The Emmys were all wrong this year
September 26, 2019
Every award show is controversial, a fact supported by the countless complaints from social media after all of them. Although I’m typically one to accept who wins and who doesn’t, this year’s Primetime Emmys left me genuinely enraged. Although some wins, like Fleabag for Outstanding Comedy Series, were well-deserved, all too many must have been picked at random. Here are the biggest categories where nominees were absolutely robbed.
Outstanding Drama Series
The fact that Game of Thrones won the Emmy for Outstanding Drama Series angered me more than the season they won it for. Season eight of GOT was the absolute worst season of their show, nothing made sense. The plot was bad, the ending was bad and the lighting was worse. The fact that it won against fantastic shows like Killing Eve and Pose is practically a hate crime against me.
Outstanding Competition Series
RuPaul’s Drag Race has gone on far too long. In an age of equality, RuPaul is only looking out for cisgender gays, what with the show’s constant problem when dealing with trans drag queens. Nailed It!, the underrated Netflix baking show for amateurs, should have been a clear winner. It’s hilarious, the hosts are charming with great chemistry, and who doesn’t love a harmless baking show? No one.
Outstanding Lead Actress in a Limited Series
If Amy Adams doesn’t win a major award soon I’m going to riot. Adams has the range, from the hilarious Enchanted, to the striking beauty of 2016’s Arrival, to the haunting Sharp Objects–the very series Adams was nominated for. She first started acting 20 years ago in Drop Dead Gorgeous, a comedy that should have earned her her very first award. Did you know Adams has been nominated for an Oscar six times and has never won? She deserves the same outcry for every lost award as Leonardo DiCaprio.

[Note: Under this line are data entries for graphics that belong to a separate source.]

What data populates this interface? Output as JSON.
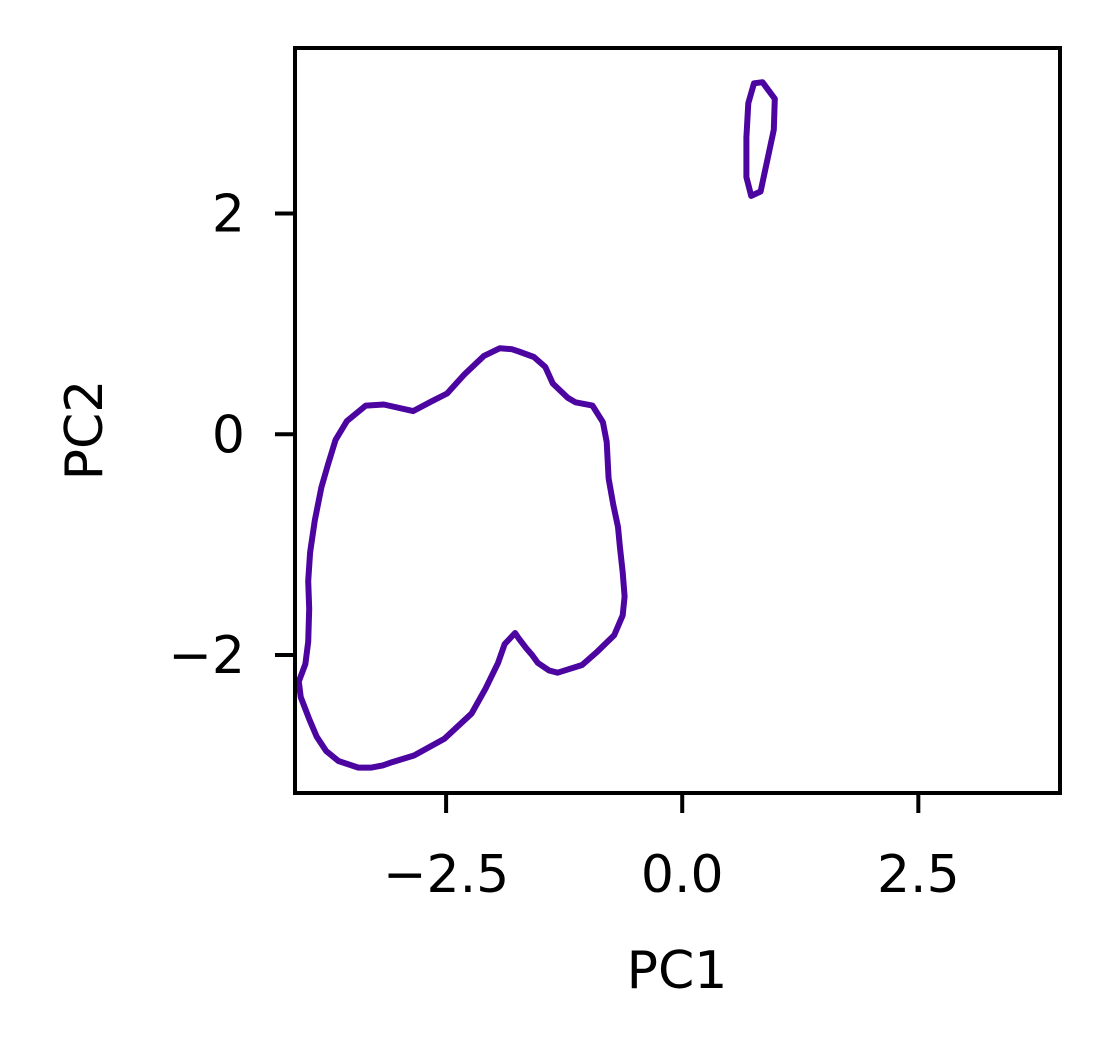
{
  "chart_data": {
    "type": "contour",
    "title": "",
    "xlabel": "PC1",
    "ylabel": "PC2",
    "xlim": [
      -4.1,
      4.0
    ],
    "ylim": [
      -3.25,
      3.5
    ],
    "x_ticks": [
      -2.5,
      0.0,
      2.5
    ],
    "x_tick_labels": [
      "−2.5",
      "0.0",
      "2.5"
    ],
    "y_ticks": [
      -2,
      0,
      2
    ],
    "y_tick_labels": [
      "−2",
      "0",
      "2"
    ],
    "grid": false,
    "legend": "none",
    "colormap": "plasma",
    "level_colors": [
      "#4c05a0",
      "#7d03a8",
      "#a8208f",
      "#cb4678",
      "#e56b5d",
      "#f89441",
      "#fdc328"
    ],
    "contours": [
      {
        "level": 1,
        "color": "#4c05a0",
        "points": [
          [
            0.76,
            3.18
          ],
          [
            0.85,
            3.19
          ],
          [
            0.98,
            3.04
          ],
          [
            0.97,
            2.76
          ],
          [
            0.83,
            2.2
          ],
          [
            0.73,
            2.16
          ],
          [
            0.68,
            2.33
          ],
          [
            0.68,
            2.69
          ],
          [
            0.7,
            3.0
          ]
        ]
      },
      {
        "level": 1,
        "color": "#4c05a0",
        "points": [
          [
            -3.17,
            -3.0
          ],
          [
            -3.07,
            -2.97
          ],
          [
            -2.84,
            -2.91
          ],
          [
            -2.52,
            -2.76
          ],
          [
            -2.23,
            -2.53
          ],
          [
            -2.08,
            -2.3
          ],
          [
            -1.95,
            -2.07
          ],
          [
            -1.88,
            -1.9
          ],
          [
            -1.77,
            -1.8
          ],
          [
            -1.73,
            -1.85
          ],
          [
            -1.65,
            -1.94
          ],
          [
            -1.59,
            -2.0
          ],
          [
            -1.53,
            -2.07
          ],
          [
            -1.41,
            -2.14
          ],
          [
            -1.32,
            -2.16
          ],
          [
            -1.06,
            -2.09
          ],
          [
            -0.9,
            -1.97
          ],
          [
            -0.72,
            -1.82
          ],
          [
            -0.63,
            -1.64
          ],
          [
            -0.61,
            -1.47
          ],
          [
            -0.63,
            -1.25
          ],
          [
            -0.66,
            -1.02
          ],
          [
            -0.68,
            -0.84
          ],
          [
            -0.73,
            -0.64
          ],
          [
            -0.78,
            -0.4
          ],
          [
            -0.8,
            -0.07
          ],
          [
            -0.84,
            0.11
          ],
          [
            -0.95,
            0.26
          ],
          [
            -1.13,
            0.29
          ],
          [
            -1.21,
            0.33
          ],
          [
            -1.37,
            0.46
          ],
          [
            -1.45,
            0.61
          ],
          [
            -1.57,
            0.7
          ],
          [
            -1.73,
            0.75
          ],
          [
            -1.8,
            0.77
          ],
          [
            -1.93,
            0.78
          ],
          [
            -2.1,
            0.71
          ],
          [
            -2.31,
            0.54
          ],
          [
            -2.49,
            0.37
          ],
          [
            -2.65,
            0.3
          ],
          [
            -2.85,
            0.21
          ],
          [
            -3.16,
            0.27
          ],
          [
            -3.35,
            0.26
          ],
          [
            -3.55,
            0.12
          ],
          [
            -3.67,
            -0.05
          ],
          [
            -3.75,
            -0.27
          ],
          [
            -3.82,
            -0.48
          ],
          [
            -3.89,
            -0.78
          ],
          [
            -3.94,
            -1.07
          ],
          [
            -3.96,
            -1.33
          ],
          [
            -3.95,
            -1.58
          ],
          [
            -3.96,
            -1.88
          ],
          [
            -3.99,
            -2.08
          ],
          [
            -4.06,
            -2.24
          ],
          [
            -4.04,
            -2.38
          ],
          [
            -3.95,
            -2.58
          ],
          [
            -3.87,
            -2.74
          ],
          [
            -3.77,
            -2.87
          ],
          [
            -3.64,
            -2.96
          ],
          [
            -3.43,
            -3.02
          ],
          [
            -3.29,
            -3.02
          ]
        ]
      }
    ]
  }
}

Outstanding Limited Series
Listen, I know that Chernobyl is good, but When They See Us is next level. How it showed the stories of the Central Park Five, or now more accurately the Exonerated Five, was absolutely chilling and breathtaking. It shoved their lives into the spotlight and forced people to remember how these five young black boys suffered at the hands of racism–something that has quite frankly never been more relevant.